Following this, we calculated the marginal averages in each stratum. We first set sex, BMI category, or CLBP status to a value of each stratum and obtained predictions based on each model. Then, we averaged the predicted values, which is the marginal average of each stratum. For example, with the model including the interaction term of CLBP status and BMI category, we calculated the marginal average of either waist circumference, body fat proportion, or regional fat distribution in every combination of CLBP status (yes vs. no) and BMI category (lower than 25 kg/m2 vs. 25 kg/m2 or higher).

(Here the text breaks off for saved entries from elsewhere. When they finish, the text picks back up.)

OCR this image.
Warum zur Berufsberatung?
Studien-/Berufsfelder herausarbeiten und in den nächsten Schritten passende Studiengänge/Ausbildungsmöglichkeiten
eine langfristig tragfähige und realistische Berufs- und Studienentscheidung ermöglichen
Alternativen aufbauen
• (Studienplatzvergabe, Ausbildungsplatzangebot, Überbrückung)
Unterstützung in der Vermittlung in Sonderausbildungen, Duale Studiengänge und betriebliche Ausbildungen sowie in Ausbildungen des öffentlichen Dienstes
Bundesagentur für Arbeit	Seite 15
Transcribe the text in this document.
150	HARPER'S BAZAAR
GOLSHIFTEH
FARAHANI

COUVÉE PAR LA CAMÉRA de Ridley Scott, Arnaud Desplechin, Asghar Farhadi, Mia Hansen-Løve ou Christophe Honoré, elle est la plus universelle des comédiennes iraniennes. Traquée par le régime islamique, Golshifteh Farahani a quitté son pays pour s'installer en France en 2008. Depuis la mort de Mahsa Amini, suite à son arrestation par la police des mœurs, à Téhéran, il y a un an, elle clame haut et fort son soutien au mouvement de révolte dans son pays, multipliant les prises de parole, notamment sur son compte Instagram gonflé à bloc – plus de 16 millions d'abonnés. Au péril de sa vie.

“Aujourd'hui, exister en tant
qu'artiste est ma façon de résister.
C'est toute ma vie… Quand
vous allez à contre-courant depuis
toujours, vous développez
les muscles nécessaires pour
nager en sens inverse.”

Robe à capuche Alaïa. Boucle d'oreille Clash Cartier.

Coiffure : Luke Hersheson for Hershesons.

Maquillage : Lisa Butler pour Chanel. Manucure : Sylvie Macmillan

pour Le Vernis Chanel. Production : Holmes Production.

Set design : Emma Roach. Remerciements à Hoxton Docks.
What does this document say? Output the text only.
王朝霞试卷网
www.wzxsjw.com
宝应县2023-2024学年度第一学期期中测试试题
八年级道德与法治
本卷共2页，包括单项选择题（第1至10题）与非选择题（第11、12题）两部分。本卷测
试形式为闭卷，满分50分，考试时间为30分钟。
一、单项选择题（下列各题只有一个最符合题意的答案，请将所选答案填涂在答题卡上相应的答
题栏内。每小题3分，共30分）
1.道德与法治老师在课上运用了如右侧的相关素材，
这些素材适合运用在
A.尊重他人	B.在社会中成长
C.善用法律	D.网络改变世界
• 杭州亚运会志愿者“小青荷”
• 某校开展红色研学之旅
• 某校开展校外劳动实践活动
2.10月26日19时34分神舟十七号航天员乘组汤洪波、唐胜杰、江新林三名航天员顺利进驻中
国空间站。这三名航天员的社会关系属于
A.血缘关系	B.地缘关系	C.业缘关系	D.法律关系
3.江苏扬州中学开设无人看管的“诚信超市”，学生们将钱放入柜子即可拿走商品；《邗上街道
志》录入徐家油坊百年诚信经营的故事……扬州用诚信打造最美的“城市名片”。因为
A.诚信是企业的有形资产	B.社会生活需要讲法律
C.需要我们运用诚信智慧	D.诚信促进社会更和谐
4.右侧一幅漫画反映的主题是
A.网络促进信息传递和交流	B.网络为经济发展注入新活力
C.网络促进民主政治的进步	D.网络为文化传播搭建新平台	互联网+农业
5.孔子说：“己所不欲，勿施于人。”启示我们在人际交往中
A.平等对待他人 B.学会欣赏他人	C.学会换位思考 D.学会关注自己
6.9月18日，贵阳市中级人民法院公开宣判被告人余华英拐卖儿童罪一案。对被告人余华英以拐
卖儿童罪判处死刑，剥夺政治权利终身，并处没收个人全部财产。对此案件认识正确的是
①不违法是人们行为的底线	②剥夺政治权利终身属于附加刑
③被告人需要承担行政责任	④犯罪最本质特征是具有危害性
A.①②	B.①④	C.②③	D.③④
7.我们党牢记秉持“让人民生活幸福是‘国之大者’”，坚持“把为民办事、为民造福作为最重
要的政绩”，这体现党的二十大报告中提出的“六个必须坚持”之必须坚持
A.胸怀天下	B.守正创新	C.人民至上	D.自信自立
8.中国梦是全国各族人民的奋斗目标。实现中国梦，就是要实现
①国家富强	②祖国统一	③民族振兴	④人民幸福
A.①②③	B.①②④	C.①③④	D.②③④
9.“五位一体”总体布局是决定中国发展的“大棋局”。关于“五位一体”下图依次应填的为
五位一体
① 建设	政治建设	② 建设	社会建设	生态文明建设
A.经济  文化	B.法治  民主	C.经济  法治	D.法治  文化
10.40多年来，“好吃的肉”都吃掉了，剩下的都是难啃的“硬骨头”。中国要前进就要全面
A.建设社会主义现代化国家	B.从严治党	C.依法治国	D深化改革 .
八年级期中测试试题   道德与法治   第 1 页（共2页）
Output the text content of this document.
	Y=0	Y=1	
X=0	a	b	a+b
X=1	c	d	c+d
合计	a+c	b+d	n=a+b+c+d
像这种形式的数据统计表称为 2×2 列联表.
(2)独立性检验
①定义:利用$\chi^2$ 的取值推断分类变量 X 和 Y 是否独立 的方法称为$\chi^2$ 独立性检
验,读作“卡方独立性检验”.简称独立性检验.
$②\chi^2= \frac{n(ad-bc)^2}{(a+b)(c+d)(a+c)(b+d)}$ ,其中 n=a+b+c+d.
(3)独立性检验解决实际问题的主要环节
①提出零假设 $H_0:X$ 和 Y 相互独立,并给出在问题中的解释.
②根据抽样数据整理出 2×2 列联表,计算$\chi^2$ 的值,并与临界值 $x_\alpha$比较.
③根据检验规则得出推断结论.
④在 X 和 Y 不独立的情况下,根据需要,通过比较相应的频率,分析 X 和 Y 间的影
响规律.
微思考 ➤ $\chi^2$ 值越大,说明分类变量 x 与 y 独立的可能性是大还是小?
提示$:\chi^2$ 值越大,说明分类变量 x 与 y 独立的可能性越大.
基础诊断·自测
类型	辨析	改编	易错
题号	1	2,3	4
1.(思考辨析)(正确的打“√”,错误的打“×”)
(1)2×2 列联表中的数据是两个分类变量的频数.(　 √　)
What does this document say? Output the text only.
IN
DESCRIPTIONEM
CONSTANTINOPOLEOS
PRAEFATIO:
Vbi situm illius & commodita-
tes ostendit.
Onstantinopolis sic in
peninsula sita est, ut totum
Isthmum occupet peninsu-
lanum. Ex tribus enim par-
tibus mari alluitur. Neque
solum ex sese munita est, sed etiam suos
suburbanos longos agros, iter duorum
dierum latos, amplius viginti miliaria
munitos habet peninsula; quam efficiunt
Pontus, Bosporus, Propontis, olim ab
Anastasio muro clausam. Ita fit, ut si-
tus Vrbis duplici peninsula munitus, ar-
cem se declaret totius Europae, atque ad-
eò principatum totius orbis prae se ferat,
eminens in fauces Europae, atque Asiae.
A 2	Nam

We conducted a hypothesis test to compare the marginal averages in the CLBP and non-CLBP groups. Another hypothesis test was conducted to test for sex- or BMI category-related differences in the marginal averages between the two groups. A p-value lower than 0.05 was assumed to be statistically significant.
To handle missing data, we employed the multiple imputation approach. Specifically, we imputed missing values using an R package, Amelia (version 1.7.6) [20] and created 10 imputed datasets. Using the imputed datasets, we performed the analyses, as described above, and combined the results, considering the variance among the estimates from the imputed datasets.
To account for the survey design of the KNHANES IV, we used the ‘survey’ package (version 4.0) with R 4.0.2. [21, 22].
Ethics approval and consent to participate
The Institutional Review Board (IRB) of the Korea Centers for Disease Control and Prevention (KCDC) approved the KNHANES survey protocol (No:2007-02CON-04-P, 2008-04EXP-01-C, 2009-01CON-03-2C), and all participants of the KNHANES signed a written informed consent form. This study was conducted in accordance with the ethical guidelines of the Declaration of Helsinki for medical research involving human research participants.